Here’s Sharron Diane Small, a widow of a miner from Marissa, Ill.:

“I will lose everything if I lose my insurance and medicine. I have colon problems … I have nerve problems. I’m losing my house, and have lost my son, brother, husband, mother-in-law, mother and father, and nephew – one each year for the last eight years.

“I realize it’s not any one person’s fault but what are we suppose to do? I have to take at least 12 different kind of medicine a day. … Please help all of us who are losing. I will wait as long as I can before going to the doctor and try to do without all the medicine I can. Thank you for listening. God bless.”
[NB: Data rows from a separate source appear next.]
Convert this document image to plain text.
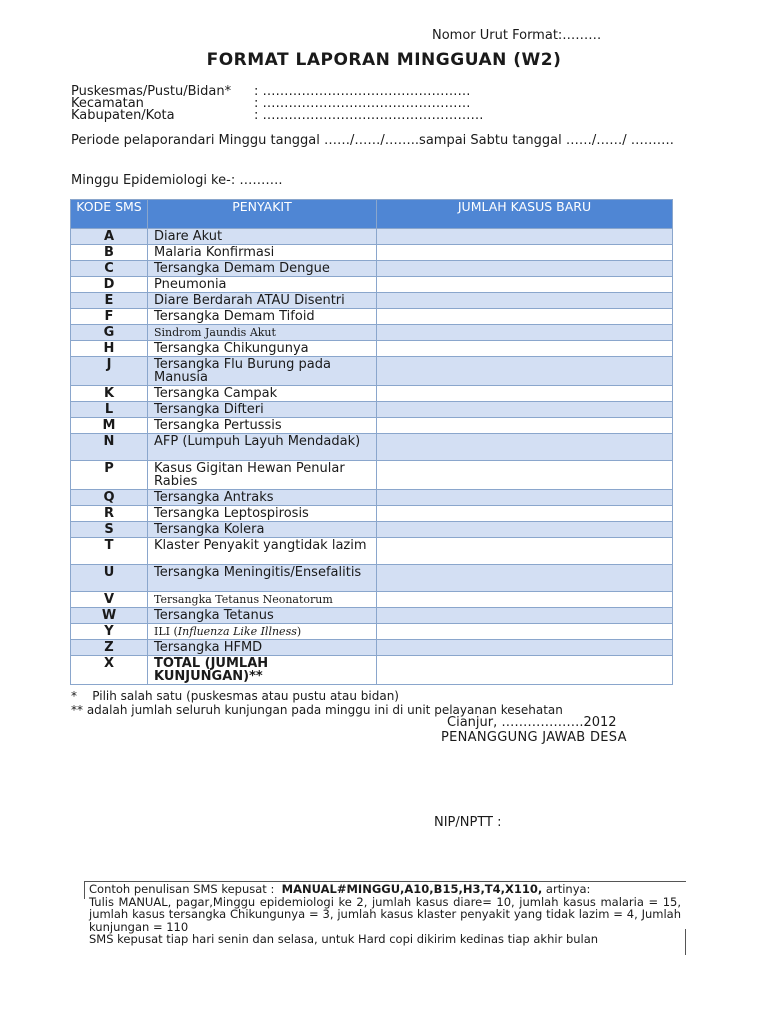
Nomor Urut Format:………
FORMAT LAPORAN MINGGUAN (W2)
Puskesmas/Pustu/Bidan* : …………………………………………
Kecamatan	: …………………………………………
Kabupaten/Kota	: ……………………………………………
Periode pelaporandari Minggu tanggal ……/……/……..sampai Sabtu tanggal ……/……/ ……….
Minggu Epidemiologi ke-: ……….
KODE SMS	PENYAKIT	JUMLAH KASUS BARU
A	Diare Akut	
B	Malaria Konfirmasi	
C	Tersangka Demam Dengue	
D	Pneumonia	
E	Diare Berdarah ATAU Disentri	
F	Tersangka Demam Tifoid	
G	Sindrom Jaundis Akut	
H	Tersangka Chikungunya	
J	Tersangka Flu Burung pada Manusia	
K	Tersangka Campak	
L	Tersangka Difteri	
M	Tersangka Pertussis	
N	AFP (Lumpuh Layuh Mendadak)	
P	Kasus Gigitan Hewan Penular Rabies	
Q	Tersangka Antraks	
R	Tersangka Leptospirosis	
S	Tersangka Kolera	
T	Klaster Penyakit yangtidak lazim	
U	Tersangka Meningitis/Ensefalitis	
V	Tersangka Tetanus Neonatorum	
W	Tersangka Tetanus	
Y	ILI (Influenza Like Illness)	
Z	Tersangka HFMD	
X	TOTAL (JUMLAH KUNJUNGAN)**	
*    Pilih salah satu (puskesmas atau pustu atau bidan)
** adalah jumlah seluruh kunjungan pada minggu ini di unit pelayanan kesehatan
Cianjur, ……………….2012
PENANGGUNG JAWAB DESA
NIP/NPTT :
Contoh penulisan SMS kepusat :  MANUAL#MINGGU,A10,B15,H3,T4,X110, artinya:
Tulis MANUAL, pagar,Minggu epidemiologi ke 2, jumlah kasus diare= 10, jumlah kasus malaria = 15, jumlah kasus tersangka Chikungunya = 3, jumlah kasus klaster penyakit yang tidak lazim = 4, Jumlah kunjungan = 110
SMS kepusat tiap hari senin dan selasa, untuk Hard copi dikirim kedinas tiap akhir bulan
These are courageous people living out their lives after spending their youth building a great American energy company, and heartless corporate scoundrel. Patriot Coal may go bankrupt, but Peabody expects to walk away scot free.

Fortunately, the United Mine Workers will not walk away from the fight with Peabody, and is pressing not only in bankruptcy court, but also in U.S. district court in West Virginia, where the union has sued Peabody for violating the Employee Retirement and Income Security Act by colluding to deprive its workers and retirees of earned benefits.

“This … promises to be a long battle for the workers, retirees, their dependents and widows at Patriot who seek only fairness,” Roberts said. “Company executives who try to evade their obligations through a slick transfer of corporate assets need to know that the UMWA will fight in every way possible to make sure a promise made is a promise kept.”

As Roberts explained in October when he accepted the National Consumer League’s 2012 Trumpeter Award, fighting for the rights of all workers against the injustice of greedy coal companies is embedded in the UMW DNA, and is at the heart of the labor movement:

“What this movement needs is a little more militancy … a little more militancy,” Roberts repeated as he moved the crowd to stand and shout. The union has taken this fight to the courts, and it is ready to go to the streets. A lot of people who were promised benefits for a life of hard work and sacrifice are depending on it.

We’ll keep on eye on those court cases, and on the fight for survival by miners and their families. And we’ll look at the future of coal and mining communities that have depended on it for not only survival, but prosperity.